Dans la tente

L’espace de la tente est un espace précaire qui ne protège que du regard et des intempéries. Il donne une sécurité toute relative, puisque s’il donne le sentiment d’un isolement par rapport à l’extérieur, il rend aussi aveugle à tout ce qui s’y passe. Les bruits de la nuit peuvent alors devenir anxiogènes, car l’imagination s’en empare et leur donne un caractère monstrueux. Mais les marcheurs parlent surtout des bruits de la nuit dans un sens naturaliste et contemplatif.
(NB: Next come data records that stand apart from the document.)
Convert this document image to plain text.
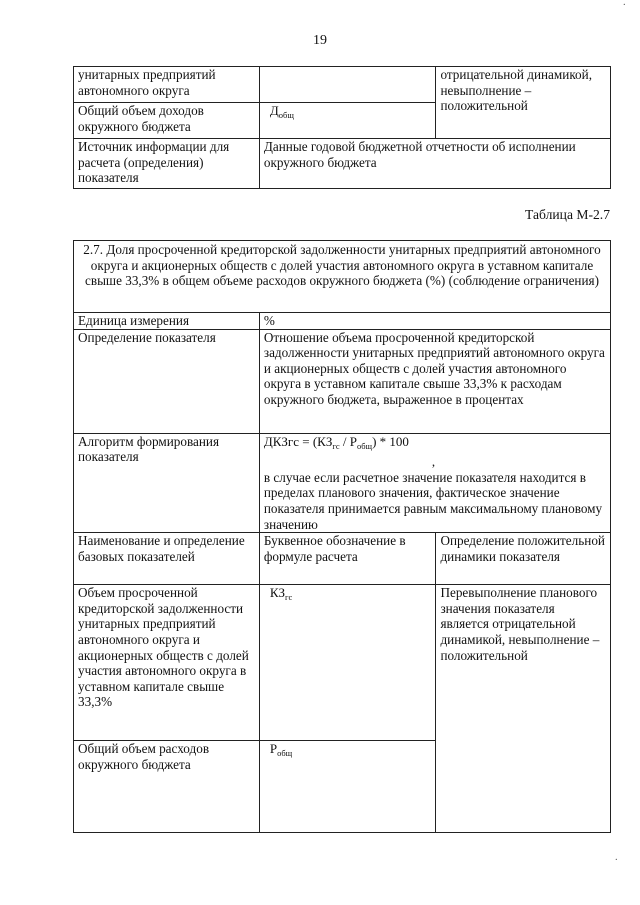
·
19
унитарных предприятий автономного округа		отрицательной динамикой, невыполнение – положительной
Общий объем доходов окружного бюджета	$Д_{общ}$
Источник информации для расчета (определения) показателя	Данные годовой бюджетной отчетности об исполнении окружного бюджета	
Таблица М-2.7
2.7. Доля просроченной кредиторской задолженности унитарных предприятий автономного округа и акционерных обществ с долей участия автономного округа в уставном капитале свыше 33,3% в общем объеме расходов окружного бюджета (%) (соблюдение ограничения)		
Единица измерения	%	
Определение показателя	Отношение объема просроченной кредиторской задолженности унитарных предприятий автономного округа и акционерных обществ с долей участия автономного округа в уставном капитале свыше 33,3% к расходам окружного бюджета, выраженное в процентах	
Алгоритм формирования показателя	ДКЗгс = $(КЗ_{гс} / Р_{общ}) * 100$
,
в случае если расчетное значение показателя находится в пределах планового значения, фактическое значение показателя принимается равным максимальному плановому значению	

Наименование и определение базовых показателей	Буквенное обозначение в формуле расчета	Определение положительной динамики показателя
Объем просроченной кредиторской задолженности унитарных предприятий автономного округа и акционерных обществ с долей участия автономного округа в уставном капитале свыше 33,3%	$КЗ_{гс}$	Перевыполнение планового значения показателя является отрицательной динамикой, невыполнение – положительной
Общий объем расходов окружного бюджета	$Р_{общ}$
·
Le silence est souvent noté et l’on affirme facilement que l’on dort très bien – « comme un bébé » – dans ces conditions. Nombreux sont ceux qui aiment entendre les oiseaux nocturnes, le bruit du vent dans les arbres, la présence enveloppante de la nuit. « J’adore dormir sous la tente ! Je suis bien emmitouflé dans mon duvet et j’écoute la nuit, tous les bruits, je sens qu’on est dans la nature, tu vois, c’est vachement agréable ! / Je fais des rêves plus calmes qu’en ville, avec des animaux » me disait un randonneur. Sensation de soi et sensation du monde alentour, la nuit en camping renvoie à une esthésie bien distincte de celle du quotidien urbain. Certains randonneurs trouvent parfois le silence montagnard oppressant : « c’est un silence à couper au couteau ! » affirmait une marcheuse.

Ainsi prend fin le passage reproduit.